A novel therapeutic approach utilizing modified mRNA technology has demonstrated promising early results in a small cohort of patients diagnosed with the rare and aggressive Fanconi anemia subtype FA-D, according to research published February 12, 2026, in the Novel England Journal of Medicine.
The study, led by researchers at Boston Children’s Hospital, details the utilize of mRNA designed to temporarily restore functional FANCD1 protein expression in bone marrow cells. Fanconi anemia is a genetic disorder characterized by bone marrow failure and an increased risk of leukemia. The FA-D subtype, representing approximately 20% of cases, results from mutations in the FANCD1 gene. Current treatment options are limited to hematopoietic stem cell transplantation, which carries significant risks.
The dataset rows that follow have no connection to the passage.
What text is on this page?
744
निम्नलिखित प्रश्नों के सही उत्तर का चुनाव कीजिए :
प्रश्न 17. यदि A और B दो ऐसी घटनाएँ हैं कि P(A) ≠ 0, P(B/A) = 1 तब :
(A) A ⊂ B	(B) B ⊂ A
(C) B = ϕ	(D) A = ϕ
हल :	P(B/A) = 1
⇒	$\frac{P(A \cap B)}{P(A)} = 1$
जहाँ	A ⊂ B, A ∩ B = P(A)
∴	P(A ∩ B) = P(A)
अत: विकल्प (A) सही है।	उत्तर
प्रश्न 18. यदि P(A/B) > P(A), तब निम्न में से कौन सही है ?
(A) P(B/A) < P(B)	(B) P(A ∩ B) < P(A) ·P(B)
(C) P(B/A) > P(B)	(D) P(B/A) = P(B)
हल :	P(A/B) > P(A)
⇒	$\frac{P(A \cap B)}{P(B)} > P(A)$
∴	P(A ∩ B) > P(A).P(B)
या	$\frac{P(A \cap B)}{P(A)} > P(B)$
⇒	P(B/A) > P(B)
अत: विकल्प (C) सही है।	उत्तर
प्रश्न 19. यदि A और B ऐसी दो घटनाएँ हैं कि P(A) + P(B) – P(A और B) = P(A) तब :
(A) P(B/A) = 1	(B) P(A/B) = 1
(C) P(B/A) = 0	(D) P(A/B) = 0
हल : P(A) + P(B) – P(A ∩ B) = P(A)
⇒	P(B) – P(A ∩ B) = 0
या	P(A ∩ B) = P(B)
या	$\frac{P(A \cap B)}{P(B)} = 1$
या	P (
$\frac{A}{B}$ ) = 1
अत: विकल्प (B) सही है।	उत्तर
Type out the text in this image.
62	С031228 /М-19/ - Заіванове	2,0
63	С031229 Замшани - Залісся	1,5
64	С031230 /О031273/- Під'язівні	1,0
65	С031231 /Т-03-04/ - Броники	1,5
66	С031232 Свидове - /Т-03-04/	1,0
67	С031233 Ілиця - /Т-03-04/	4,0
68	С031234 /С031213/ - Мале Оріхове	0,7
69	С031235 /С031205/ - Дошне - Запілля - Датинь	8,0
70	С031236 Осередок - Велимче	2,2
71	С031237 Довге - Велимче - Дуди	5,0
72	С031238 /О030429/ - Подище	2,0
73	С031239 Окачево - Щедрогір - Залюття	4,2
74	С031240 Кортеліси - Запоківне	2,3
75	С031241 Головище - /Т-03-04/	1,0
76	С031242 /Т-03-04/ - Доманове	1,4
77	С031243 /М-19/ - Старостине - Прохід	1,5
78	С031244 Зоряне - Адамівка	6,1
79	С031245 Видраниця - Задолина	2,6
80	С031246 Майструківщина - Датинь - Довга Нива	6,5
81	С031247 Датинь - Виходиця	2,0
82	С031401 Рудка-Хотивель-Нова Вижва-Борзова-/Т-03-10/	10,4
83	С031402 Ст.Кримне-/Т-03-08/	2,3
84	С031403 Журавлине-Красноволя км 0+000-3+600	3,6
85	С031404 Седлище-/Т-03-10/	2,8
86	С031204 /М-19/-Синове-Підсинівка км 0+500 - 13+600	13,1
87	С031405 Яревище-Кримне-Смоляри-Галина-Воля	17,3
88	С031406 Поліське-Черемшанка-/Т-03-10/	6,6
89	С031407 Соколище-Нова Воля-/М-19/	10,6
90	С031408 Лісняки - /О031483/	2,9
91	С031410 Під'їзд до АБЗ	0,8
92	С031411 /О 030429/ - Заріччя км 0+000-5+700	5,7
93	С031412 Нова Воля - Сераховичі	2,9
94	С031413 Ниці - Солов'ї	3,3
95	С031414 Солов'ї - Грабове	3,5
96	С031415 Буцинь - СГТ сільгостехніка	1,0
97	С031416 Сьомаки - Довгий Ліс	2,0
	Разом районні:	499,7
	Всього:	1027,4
The initial trial involved six patients, aged 10 to 22, with confirmed FA-D. Patients received escalating doses of the modified mRNA via intravenous infusion. Researchers monitored blood cell counts, bone marrow cellularity, and levels of FANCD1 protein expression. Preliminary data indicate a dose-dependent increase in FANCD1 protein levels in bone marrow cells of treated patients. Three patients showed a sustained improvement in peripheral blood counts, specifically an increase in neutrophils and platelets, suggesting a degree of bone marrow recovery.
Whereas the observed improvements are encouraging, researchers emphasize that the study is in its early stages. The duration of FANCD1 protein expression following mRNA infusion appears to be transient, necessitating repeated administrations. Long-term efficacy and safety remain unknown. The New England Journal of Medicine published initial findings from similar research in August 2025, and October 2, 2025, further detailing mRNA therapeutic approaches. These earlier publications focused on the challenges of mRNA delivery and immune response modulation, areas the current study also addresses through modifications to the mRNA structure and the use of immunosuppressive agents.
The research team is currently recruiting patients for a Phase 2 clinical trial, which will evaluate the optimal dosing regimen and assess the long-term effects of the mRNA therapy. The trial will also investigate biomarkers to predict treatment response and monitor for potential adverse events. The Food and Drug Administration has granted the program Fast Track designation, expediting the review process.
As of February 18, 2026, the National Institutes of Health has not issued a formal statement regarding the findings, and representatives from the Fanconi Anemia Research Fund declined to comment beyond acknowledging the publication of the study. Further data from the ongoing Phase 2 trial are expected to be presented at the annual meeting of the American Society of Hematology in December 2026.